There's this idea that if you go with a stripped-down sound, it can make the songs and the performances feel more personal, more revealing. The production of The Driver is definitely a little bit broodier than most of Lady Antebellum's stuff, but it's still nowhere near a folk album.

We cut it in a little rehearsal space in the back of our producer's office. It looks like a crappy version of Muscle Shoals. It's got old tiles on the wall and stuff everywhere. We stuffed the band, all of them, in one room, so there wasn't much isolation. What I love about it is you start getting all this bleed. The drums are bleeding into the amp mics, and the electric guitars are bleeding into the drum mics. You're getting all this beautiful, ambient sound. I think it's the warmest sound [album producer] Paul Worley's ever created.

It was me that encouraged him to do it in there, partly for budget, because I was paying him for the project. I didn't let the label know that I was even doing this. There was just something so unassuming about it. It's not like going into a fancy studio and there's all this pressure. It was very freeing, like we were doing a demo session in a garage. I think a lot of that came through in the music. It's very natural, and it's not as clean, because we didn't have all this isolation. It was like the way they used to make records, back in the '50s and '60s — they put [the musicians] all in one room.

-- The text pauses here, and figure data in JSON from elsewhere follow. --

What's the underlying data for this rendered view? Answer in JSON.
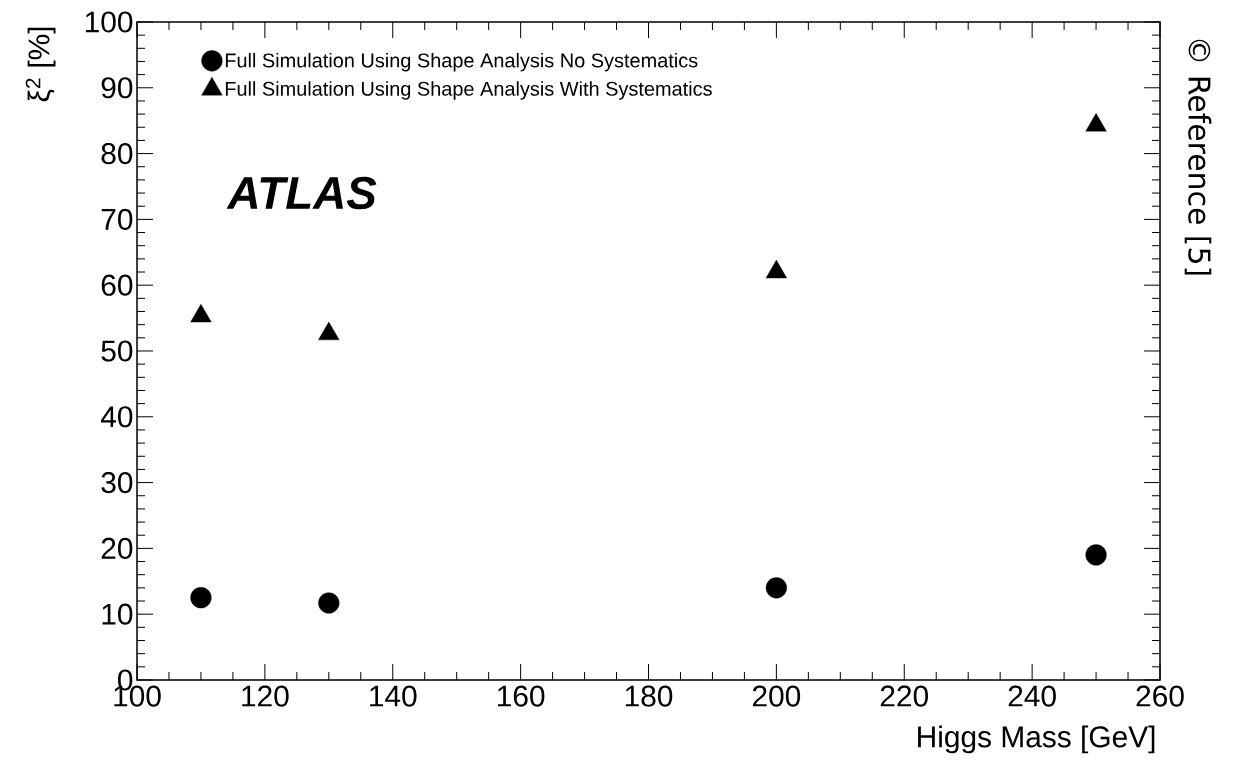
{
  "chart_data": {
    "type": "scatter",
    "xlabel": "Higgs Mass [GeV]",
    "ylabel": "ξ$^{2}$ [%]",
    "x": [
      110,
      130,
      200,
      250
    ],
    "series": [
      {
        "name": "Full Simulation Using Shape Analysis No Systematics",
        "color": "#000000",
        "marker": "circle",
        "values": [
          12.5,
          11.7,
          14.0,
          19.0
        ]
      },
      {
        "name": "Full Simulation Using Shape Analysis With Systematics",
        "color": "#000000",
        "marker": "triangle",
        "values": [
          55.3,
          52.6,
          62.0,
          84.3
        ]
      }
    ],
    "xlim": [
      100,
      260
    ],
    "ylim": [
      0,
      100
    ],
    "xticks": [
      100,
      120,
      140,
      160,
      180,
      200,
      220,
      240,
      260
    ],
    "yticks": [
      0,
      10,
      20,
      30,
      40,
      50,
      60,
      70,
      80,
      90,
      100
    ],
    "legend": "top left",
    "grid": false,
    "annotations": [
      "ATLAS",
      "© Reference [5]"
    ]
  }
}
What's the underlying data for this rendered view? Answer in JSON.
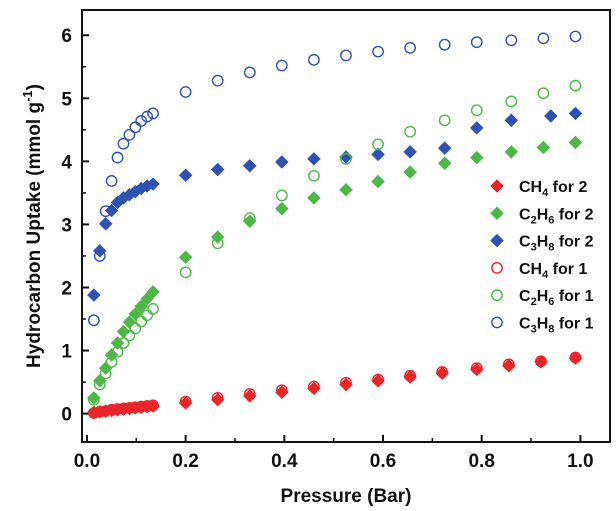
{
  "chart_data": {
    "type": "scatter",
    "xlabel": "Pressure (Bar)",
    "ylabel_main": "Hydrocarbon Uptake (mmol g",
    "ylabel_sup": "-1",
    "ylabel_close": ")",
    "xlim": [
      -0.01,
      1.06
    ],
    "ylim": [
      -0.45,
      6.4
    ],
    "x_ticks": [
      0.0,
      0.2,
      0.4,
      0.6,
      0.8,
      1.0
    ],
    "x_tick_labels": [
      "0.0",
      "0.2",
      "0.4",
      "0.6",
      "0.8",
      "1.0"
    ],
    "y_ticks": [
      0,
      1,
      2,
      3,
      4,
      5,
      6
    ],
    "y_tick_labels": [
      "0",
      "1",
      "2",
      "3",
      "4",
      "5",
      "6"
    ],
    "legend_position": "center-right",
    "series": [
      {
        "legend_base": "CH",
        "legend_sub": "4",
        "legend_suffix": " for ",
        "legend_num": "2",
        "marker": "diamond-filled",
        "color": "#e8262a",
        "points": [
          [
            0.014,
            0.02
          ],
          [
            0.026,
            0.03
          ],
          [
            0.038,
            0.04
          ],
          [
            0.05,
            0.05
          ],
          [
            0.062,
            0.06
          ],
          [
            0.074,
            0.07
          ],
          [
            0.086,
            0.08
          ],
          [
            0.098,
            0.09
          ],
          [
            0.11,
            0.1
          ],
          [
            0.122,
            0.11
          ],
          [
            0.134,
            0.12
          ],
          [
            0.2,
            0.17
          ],
          [
            0.265,
            0.22
          ],
          [
            0.33,
            0.28
          ],
          [
            0.395,
            0.34
          ],
          [
            0.46,
            0.4
          ],
          [
            0.525,
            0.46
          ],
          [
            0.59,
            0.52
          ],
          [
            0.655,
            0.58
          ],
          [
            0.72,
            0.64
          ],
          [
            0.79,
            0.7
          ],
          [
            0.855,
            0.76
          ],
          [
            0.92,
            0.82
          ],
          [
            0.99,
            0.88
          ]
        ]
      },
      {
        "legend_base": "C",
        "legend_sub": "2",
        "legend_mid": "H",
        "legend_sub2": "6",
        "legend_suffix": " for ",
        "legend_num": "2",
        "marker": "diamond-filled",
        "color": "#4db848",
        "points": [
          [
            0.014,
            0.25
          ],
          [
            0.026,
            0.52
          ],
          [
            0.038,
            0.72
          ],
          [
            0.05,
            0.93
          ],
          [
            0.062,
            1.12
          ],
          [
            0.074,
            1.3
          ],
          [
            0.086,
            1.45
          ],
          [
            0.098,
            1.58
          ],
          [
            0.11,
            1.7
          ],
          [
            0.122,
            1.82
          ],
          [
            0.134,
            1.93
          ],
          [
            0.2,
            2.48
          ],
          [
            0.265,
            2.8
          ],
          [
            0.33,
            3.05
          ],
          [
            0.395,
            3.25
          ],
          [
            0.46,
            3.42
          ],
          [
            0.525,
            3.55
          ],
          [
            0.59,
            3.68
          ],
          [
            0.655,
            3.83
          ],
          [
            0.725,
            3.97
          ],
          [
            0.79,
            4.06
          ],
          [
            0.86,
            4.15
          ],
          [
            0.925,
            4.22
          ],
          [
            0.99,
            4.3
          ]
        ]
      },
      {
        "legend_base": "C",
        "legend_sub": "3",
        "legend_mid": "H",
        "legend_sub2": "8",
        "legend_suffix": " for ",
        "legend_num": "2",
        "marker": "diamond-filled",
        "color": "#2e52b4",
        "points": [
          [
            0.014,
            1.88
          ],
          [
            0.026,
            2.58
          ],
          [
            0.038,
            3.01
          ],
          [
            0.05,
            3.22
          ],
          [
            0.062,
            3.35
          ],
          [
            0.074,
            3.42
          ],
          [
            0.086,
            3.47
          ],
          [
            0.098,
            3.52
          ],
          [
            0.11,
            3.57
          ],
          [
            0.122,
            3.61
          ],
          [
            0.134,
            3.64
          ],
          [
            0.2,
            3.78
          ],
          [
            0.265,
            3.87
          ],
          [
            0.33,
            3.93
          ],
          [
            0.395,
            3.99
          ],
          [
            0.46,
            4.04
          ],
          [
            0.525,
            4.07
          ],
          [
            0.59,
            4.11
          ],
          [
            0.655,
            4.15
          ],
          [
            0.725,
            4.21
          ],
          [
            0.79,
            4.53
          ],
          [
            0.86,
            4.65
          ],
          [
            0.94,
            4.72
          ],
          [
            0.99,
            4.76
          ]
        ]
      },
      {
        "legend_base": "CH",
        "legend_sub": "4",
        "legend_suffix": " for ",
        "legend_num": "1",
        "marker": "circle-open",
        "color": "#e8262a",
        "points": [
          [
            0.014,
            0.01
          ],
          [
            0.026,
            0.03
          ],
          [
            0.038,
            0.04
          ],
          [
            0.05,
            0.06
          ],
          [
            0.062,
            0.07
          ],
          [
            0.074,
            0.08
          ],
          [
            0.086,
            0.09
          ],
          [
            0.098,
            0.1
          ],
          [
            0.11,
            0.11
          ],
          [
            0.122,
            0.12
          ],
          [
            0.134,
            0.13
          ],
          [
            0.2,
            0.19
          ],
          [
            0.265,
            0.25
          ],
          [
            0.33,
            0.31
          ],
          [
            0.395,
            0.37
          ],
          [
            0.46,
            0.43
          ],
          [
            0.525,
            0.49
          ],
          [
            0.59,
            0.54
          ],
          [
            0.655,
            0.6
          ],
          [
            0.72,
            0.66
          ],
          [
            0.79,
            0.72
          ],
          [
            0.855,
            0.78
          ],
          [
            0.92,
            0.83
          ],
          [
            0.99,
            0.89
          ]
        ]
      },
      {
        "legend_base": "C",
        "legend_sub": "2",
        "legend_mid": "H",
        "legend_sub2": "6",
        "legend_suffix": " for ",
        "legend_num": "1",
        "marker": "circle-open",
        "color": "#4db848",
        "points": [
          [
            0.014,
            0.22
          ],
          [
            0.026,
            0.46
          ],
          [
            0.038,
            0.64
          ],
          [
            0.05,
            0.82
          ],
          [
            0.062,
            0.98
          ],
          [
            0.074,
            1.12
          ],
          [
            0.086,
            1.24
          ],
          [
            0.098,
            1.35
          ],
          [
            0.11,
            1.46
          ],
          [
            0.122,
            1.56
          ],
          [
            0.134,
            1.66
          ],
          [
            0.2,
            2.24
          ],
          [
            0.265,
            2.7
          ],
          [
            0.33,
            3.1
          ],
          [
            0.395,
            3.46
          ],
          [
            0.46,
            3.77
          ],
          [
            0.525,
            4.04
          ],
          [
            0.59,
            4.27
          ],
          [
            0.655,
            4.47
          ],
          [
            0.725,
            4.65
          ],
          [
            0.79,
            4.81
          ],
          [
            0.86,
            4.95
          ],
          [
            0.925,
            5.08
          ],
          [
            0.99,
            5.2
          ]
        ]
      },
      {
        "legend_base": "C",
        "legend_sub": "3",
        "legend_mid": "H",
        "legend_sub2": "8",
        "legend_suffix": " for ",
        "legend_num": "1",
        "marker": "circle-open",
        "color": "#2e52b4",
        "points": [
          [
            0.014,
            1.48
          ],
          [
            0.026,
            2.5
          ],
          [
            0.038,
            3.21
          ],
          [
            0.05,
            3.69
          ],
          [
            0.062,
            4.06
          ],
          [
            0.074,
            4.28
          ],
          [
            0.086,
            4.42
          ],
          [
            0.098,
            4.54
          ],
          [
            0.11,
            4.64
          ],
          [
            0.122,
            4.71
          ],
          [
            0.134,
            4.76
          ],
          [
            0.2,
            5.1
          ],
          [
            0.265,
            5.28
          ],
          [
            0.33,
            5.41
          ],
          [
            0.395,
            5.52
          ],
          [
            0.46,
            5.61
          ],
          [
            0.525,
            5.68
          ],
          [
            0.59,
            5.74
          ],
          [
            0.655,
            5.8
          ],
          [
            0.725,
            5.85
          ],
          [
            0.79,
            5.89
          ],
          [
            0.86,
            5.92
          ],
          [
            0.925,
            5.95
          ],
          [
            0.99,
            5.98
          ]
        ]
      }
    ]
  }
}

How are you singing differently than you do when you're splitting the vocal parts three ways?

That was [something] Paul brought up. He sat me down and he goes, "I don't want to offend but, but I just feel like your voice has gotten a little cleaner and cleaner and sweeter as we've gone on."

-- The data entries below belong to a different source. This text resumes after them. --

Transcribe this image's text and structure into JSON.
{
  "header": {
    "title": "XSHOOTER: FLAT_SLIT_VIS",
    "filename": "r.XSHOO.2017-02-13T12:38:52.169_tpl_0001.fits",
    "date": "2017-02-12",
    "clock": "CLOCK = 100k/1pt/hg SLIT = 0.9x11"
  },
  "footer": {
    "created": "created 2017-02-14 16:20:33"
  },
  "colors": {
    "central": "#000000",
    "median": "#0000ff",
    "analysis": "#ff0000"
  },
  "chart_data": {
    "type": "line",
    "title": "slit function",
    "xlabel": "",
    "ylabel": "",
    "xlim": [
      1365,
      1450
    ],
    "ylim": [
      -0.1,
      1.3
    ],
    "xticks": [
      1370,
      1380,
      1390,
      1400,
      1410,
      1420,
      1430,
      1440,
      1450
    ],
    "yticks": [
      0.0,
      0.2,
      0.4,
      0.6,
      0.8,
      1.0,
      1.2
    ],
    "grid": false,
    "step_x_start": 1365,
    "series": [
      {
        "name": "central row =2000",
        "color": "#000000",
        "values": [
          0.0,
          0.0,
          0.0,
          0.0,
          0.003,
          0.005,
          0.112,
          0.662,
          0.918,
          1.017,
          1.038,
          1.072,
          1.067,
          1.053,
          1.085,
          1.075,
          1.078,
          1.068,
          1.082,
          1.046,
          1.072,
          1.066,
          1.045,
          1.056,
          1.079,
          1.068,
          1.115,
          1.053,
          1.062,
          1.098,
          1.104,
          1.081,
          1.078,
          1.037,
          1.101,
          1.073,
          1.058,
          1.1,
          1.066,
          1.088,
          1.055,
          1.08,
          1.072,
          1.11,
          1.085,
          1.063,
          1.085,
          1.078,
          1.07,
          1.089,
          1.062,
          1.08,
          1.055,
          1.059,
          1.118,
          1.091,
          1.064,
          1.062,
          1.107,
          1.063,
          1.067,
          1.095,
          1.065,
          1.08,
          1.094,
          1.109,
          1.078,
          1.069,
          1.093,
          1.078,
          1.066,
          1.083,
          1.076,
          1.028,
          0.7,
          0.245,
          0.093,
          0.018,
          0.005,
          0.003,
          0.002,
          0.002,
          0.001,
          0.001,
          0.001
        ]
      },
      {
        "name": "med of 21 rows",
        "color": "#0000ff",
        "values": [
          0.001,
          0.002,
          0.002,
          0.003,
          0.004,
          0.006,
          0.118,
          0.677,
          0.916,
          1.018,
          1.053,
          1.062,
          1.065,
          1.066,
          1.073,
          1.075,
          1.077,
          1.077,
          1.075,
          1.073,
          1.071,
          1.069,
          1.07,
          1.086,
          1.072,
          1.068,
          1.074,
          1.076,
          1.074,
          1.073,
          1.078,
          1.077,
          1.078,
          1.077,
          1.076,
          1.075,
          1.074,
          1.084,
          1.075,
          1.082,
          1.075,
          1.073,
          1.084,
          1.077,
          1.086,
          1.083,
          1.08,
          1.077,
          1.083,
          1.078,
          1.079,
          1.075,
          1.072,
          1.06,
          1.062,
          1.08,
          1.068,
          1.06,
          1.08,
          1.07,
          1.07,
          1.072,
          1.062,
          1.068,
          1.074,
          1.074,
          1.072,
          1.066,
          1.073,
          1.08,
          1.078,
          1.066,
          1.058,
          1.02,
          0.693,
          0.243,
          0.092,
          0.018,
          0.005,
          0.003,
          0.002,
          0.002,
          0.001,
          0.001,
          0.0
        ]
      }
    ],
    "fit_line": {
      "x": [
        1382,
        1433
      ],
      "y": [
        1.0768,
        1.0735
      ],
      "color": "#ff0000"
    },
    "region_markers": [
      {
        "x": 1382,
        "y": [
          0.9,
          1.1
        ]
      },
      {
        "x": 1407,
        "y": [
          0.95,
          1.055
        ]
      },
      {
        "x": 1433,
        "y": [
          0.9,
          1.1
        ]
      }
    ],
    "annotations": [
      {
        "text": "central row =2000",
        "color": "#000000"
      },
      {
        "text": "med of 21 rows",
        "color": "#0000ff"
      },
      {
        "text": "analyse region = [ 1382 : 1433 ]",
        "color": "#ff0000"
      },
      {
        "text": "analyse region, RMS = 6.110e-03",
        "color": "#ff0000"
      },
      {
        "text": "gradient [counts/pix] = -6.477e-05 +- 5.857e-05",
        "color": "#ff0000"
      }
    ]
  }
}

Maybe it was the success of "Need You Now" and just naturally our sound started leaning more towards Adult Contemporary. The keys [we're singing in on] these records just kept going up and up and up. So I was singing higher and higher and I lost so much warmth in my voice. When you're trying to sing a harmony part and you're trying to make sure everybody's voice can be in this range, you're compromising a lot. Hillary's compromising too; sometimes that's to sing lower than she wants to and I have to sing higher than I want to. But it's part of the sound of Lady Antebellum.

So with this we would go through six different keys of each song until I found the perfect one. That was a luxury that I've never had. And that's why I think people are going, "Man, I didn't know that he could sing this gritty." It's because I haven't really been able to. So it's nice to get back to that.

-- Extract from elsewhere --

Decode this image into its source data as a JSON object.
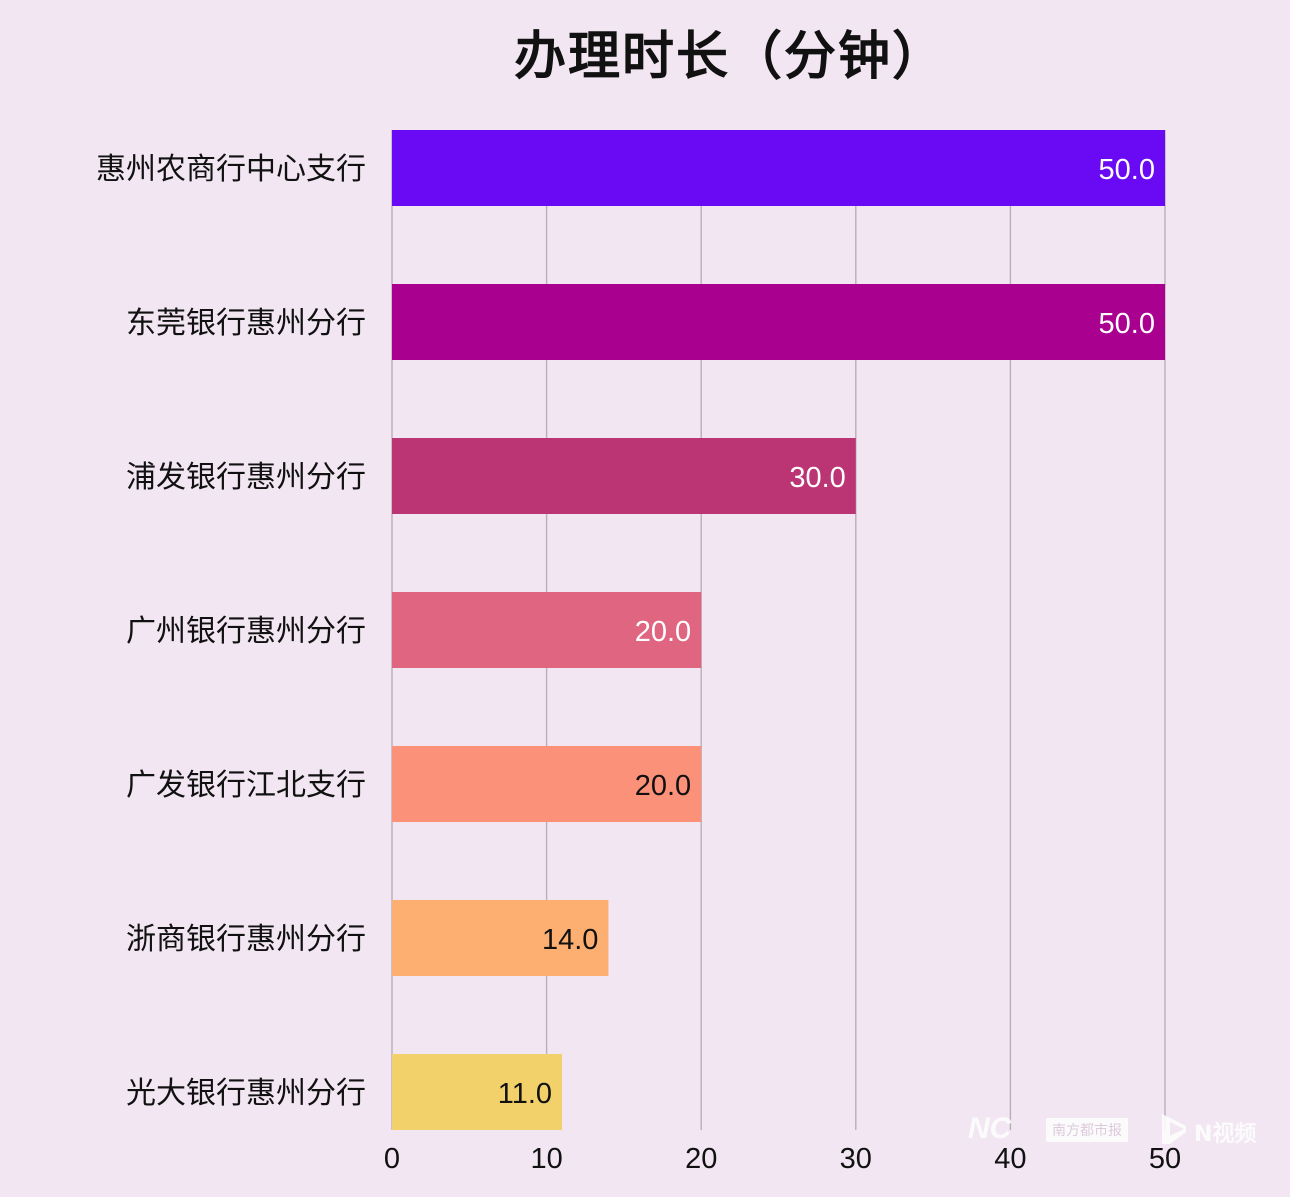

I'm sure you'd say a lot of the material you've recorded is personal to you in one way or another, but "Only One Who Gets Me" is the first song you've ever presented as being written by you for your wife. How does it change the writing and performing experience for you when there's autobiography involved?

There are little specific things in there that are just our story. And I think a lot of people have that: "Gosh, [you're] the only person that can put up with my s***."

Did your wife recognize herself in the song the first time she heard it?

Oh, totally. She recognized me in that song. I'm selfish. I'm always reckless. I'm always thinking of the next thing. She always tries to encourage me to live in the moment and just breathe and not put so much pressure on life. ...When I played it for her, she knew right away it was about her.

When you write in a group, everybody's throwing in a little piece of their story. "Need You Now" was a little bit of where I'd been, and then there was a little bit of Hillary's story in there, a little bit of Dave's. But this was kind of the first time I was like, "If I'm gonna be singing it, just me, this can be 100% my story." I think it's something that people can relate to.

The Driver is out on February 5 on Capitol Nashville.